Matahari terbenam di ujung lautan adalah pelipur lara dari profesinya yang penuh mara bahaya. Semerbak warna kuning kemerahan menjadi pertanda malam mulai menjelang. Memberikan kesan indah yang tidak setiap orang bisa memandang.
Matanya menerawang jauh ditengah gemuruh kapal yang melaju dengan yakin ke pusat Laut Selatan. Sambil lamat-lamat ia merapal doa kepada Sang Pencipta. "Duh Gusti, kulo nyuwun keslametan. Mugi-mugi Panjenengan paringi rezeki engkang katah dumateng kulo lan keluargo kulo. Amin. (Ya Tuhan, saya mohon keselamatan. Semoga Engkau memberikan rezeki yang melimpah kepada saya dan keluarga. Amin.)"

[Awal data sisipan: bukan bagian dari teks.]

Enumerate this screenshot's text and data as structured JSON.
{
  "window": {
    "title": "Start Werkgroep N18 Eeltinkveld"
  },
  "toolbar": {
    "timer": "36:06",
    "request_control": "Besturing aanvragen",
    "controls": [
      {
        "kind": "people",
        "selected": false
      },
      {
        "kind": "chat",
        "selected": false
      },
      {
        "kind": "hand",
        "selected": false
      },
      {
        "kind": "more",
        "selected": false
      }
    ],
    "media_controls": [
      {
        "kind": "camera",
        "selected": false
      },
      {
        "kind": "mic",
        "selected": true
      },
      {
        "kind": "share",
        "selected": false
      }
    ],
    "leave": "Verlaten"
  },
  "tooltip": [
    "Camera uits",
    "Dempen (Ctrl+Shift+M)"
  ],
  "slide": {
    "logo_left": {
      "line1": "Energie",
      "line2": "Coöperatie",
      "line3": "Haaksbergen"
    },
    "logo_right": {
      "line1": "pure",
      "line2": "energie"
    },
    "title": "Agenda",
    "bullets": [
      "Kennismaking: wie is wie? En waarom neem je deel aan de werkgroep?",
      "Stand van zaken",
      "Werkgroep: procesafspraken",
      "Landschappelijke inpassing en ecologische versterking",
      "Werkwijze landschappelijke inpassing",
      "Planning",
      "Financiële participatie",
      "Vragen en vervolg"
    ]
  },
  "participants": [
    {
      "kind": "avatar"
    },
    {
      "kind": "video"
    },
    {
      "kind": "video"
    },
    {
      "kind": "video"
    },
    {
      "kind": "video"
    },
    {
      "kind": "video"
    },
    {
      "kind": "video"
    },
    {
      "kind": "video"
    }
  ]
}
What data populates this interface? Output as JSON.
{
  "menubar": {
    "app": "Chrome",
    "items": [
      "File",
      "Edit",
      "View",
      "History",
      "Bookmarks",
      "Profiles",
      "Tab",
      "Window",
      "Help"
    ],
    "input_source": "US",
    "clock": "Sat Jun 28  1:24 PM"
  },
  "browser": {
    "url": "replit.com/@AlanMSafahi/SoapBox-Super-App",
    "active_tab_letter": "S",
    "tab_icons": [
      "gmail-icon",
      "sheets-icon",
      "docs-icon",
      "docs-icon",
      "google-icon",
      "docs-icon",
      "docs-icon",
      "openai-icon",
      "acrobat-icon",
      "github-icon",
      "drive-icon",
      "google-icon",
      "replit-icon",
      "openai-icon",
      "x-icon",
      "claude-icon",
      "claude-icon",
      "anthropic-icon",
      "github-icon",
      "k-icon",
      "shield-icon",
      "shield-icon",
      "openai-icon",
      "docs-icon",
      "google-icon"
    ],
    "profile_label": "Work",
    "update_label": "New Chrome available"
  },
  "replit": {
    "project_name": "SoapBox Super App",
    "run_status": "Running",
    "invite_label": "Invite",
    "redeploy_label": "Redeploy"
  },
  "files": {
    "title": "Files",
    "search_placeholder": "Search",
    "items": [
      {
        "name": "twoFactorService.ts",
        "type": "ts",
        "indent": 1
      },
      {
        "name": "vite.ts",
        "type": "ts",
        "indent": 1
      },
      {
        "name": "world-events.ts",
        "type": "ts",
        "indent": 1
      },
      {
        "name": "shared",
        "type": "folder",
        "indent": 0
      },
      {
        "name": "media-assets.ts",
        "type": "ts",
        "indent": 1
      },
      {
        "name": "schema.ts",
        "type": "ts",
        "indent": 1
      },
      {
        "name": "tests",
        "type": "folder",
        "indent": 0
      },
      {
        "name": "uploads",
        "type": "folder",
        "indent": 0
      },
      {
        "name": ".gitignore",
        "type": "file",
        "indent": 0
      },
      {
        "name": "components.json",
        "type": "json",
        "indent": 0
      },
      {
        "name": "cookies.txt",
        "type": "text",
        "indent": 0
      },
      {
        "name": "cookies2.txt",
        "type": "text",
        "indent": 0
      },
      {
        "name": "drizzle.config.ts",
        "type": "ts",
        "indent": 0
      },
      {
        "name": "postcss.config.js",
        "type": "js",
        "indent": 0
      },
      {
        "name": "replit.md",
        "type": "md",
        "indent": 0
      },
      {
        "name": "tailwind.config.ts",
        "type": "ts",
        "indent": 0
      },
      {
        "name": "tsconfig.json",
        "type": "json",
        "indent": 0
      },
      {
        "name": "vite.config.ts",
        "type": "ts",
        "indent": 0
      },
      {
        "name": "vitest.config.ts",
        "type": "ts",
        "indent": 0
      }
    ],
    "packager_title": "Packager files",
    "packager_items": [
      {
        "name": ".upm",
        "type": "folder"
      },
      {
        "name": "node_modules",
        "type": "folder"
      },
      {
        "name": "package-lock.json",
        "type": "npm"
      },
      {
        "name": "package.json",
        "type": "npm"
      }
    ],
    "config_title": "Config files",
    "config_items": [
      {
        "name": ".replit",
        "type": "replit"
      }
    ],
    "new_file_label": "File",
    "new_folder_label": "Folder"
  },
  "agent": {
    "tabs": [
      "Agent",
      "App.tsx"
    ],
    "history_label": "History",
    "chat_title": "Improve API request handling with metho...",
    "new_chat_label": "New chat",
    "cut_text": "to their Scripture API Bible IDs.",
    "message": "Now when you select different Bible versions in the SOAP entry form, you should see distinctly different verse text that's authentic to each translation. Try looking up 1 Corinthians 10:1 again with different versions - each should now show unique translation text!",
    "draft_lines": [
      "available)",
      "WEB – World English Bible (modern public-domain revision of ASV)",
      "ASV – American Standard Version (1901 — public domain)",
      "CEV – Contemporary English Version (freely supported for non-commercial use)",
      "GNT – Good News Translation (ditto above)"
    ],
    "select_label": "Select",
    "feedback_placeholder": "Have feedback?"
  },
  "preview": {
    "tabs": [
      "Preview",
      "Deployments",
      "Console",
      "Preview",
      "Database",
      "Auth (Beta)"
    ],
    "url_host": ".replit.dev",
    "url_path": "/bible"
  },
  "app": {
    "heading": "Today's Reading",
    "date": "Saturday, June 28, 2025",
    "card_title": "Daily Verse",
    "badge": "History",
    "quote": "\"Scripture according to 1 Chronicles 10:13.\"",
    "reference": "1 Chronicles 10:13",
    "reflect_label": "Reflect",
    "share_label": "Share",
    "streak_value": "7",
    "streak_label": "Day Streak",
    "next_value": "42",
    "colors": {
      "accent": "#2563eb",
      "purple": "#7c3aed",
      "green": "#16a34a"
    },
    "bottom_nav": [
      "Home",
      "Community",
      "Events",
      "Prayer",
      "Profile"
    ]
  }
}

Apa yang dirasakan Faril mungkin itu juga yang dirasakan oleh Pangeran Puger ratusan tahun sebelumnya. Keresahan, kegelisahan, dan kekhawatiran. Meski dalam konteks yang mungkin sedikit berlainan.
Ditengah masa pergolakan kekuasaan yang dihadapi sang pengeran selaku pewaris tahta kerajaan Mataram, serta gonjang ganjing politik penjajahan yang akhirnya memaksa Pangeran Puger untuk menepi. Melakukan kontemplasi dalam rangka mencari solusi atas kegaduhan yang terjadi.
Bermeditasi di Gunung Watangan yang teduh, dibawah hijaunya dedaunan, dinaungi rindangnya pepohonan, suara hewan-hewan yang bersahutan, gemuruh ombak yang tegas, serta pancaran indah sang surya tatkala terbit dan terbenam memberikan ketenangan tiada tara.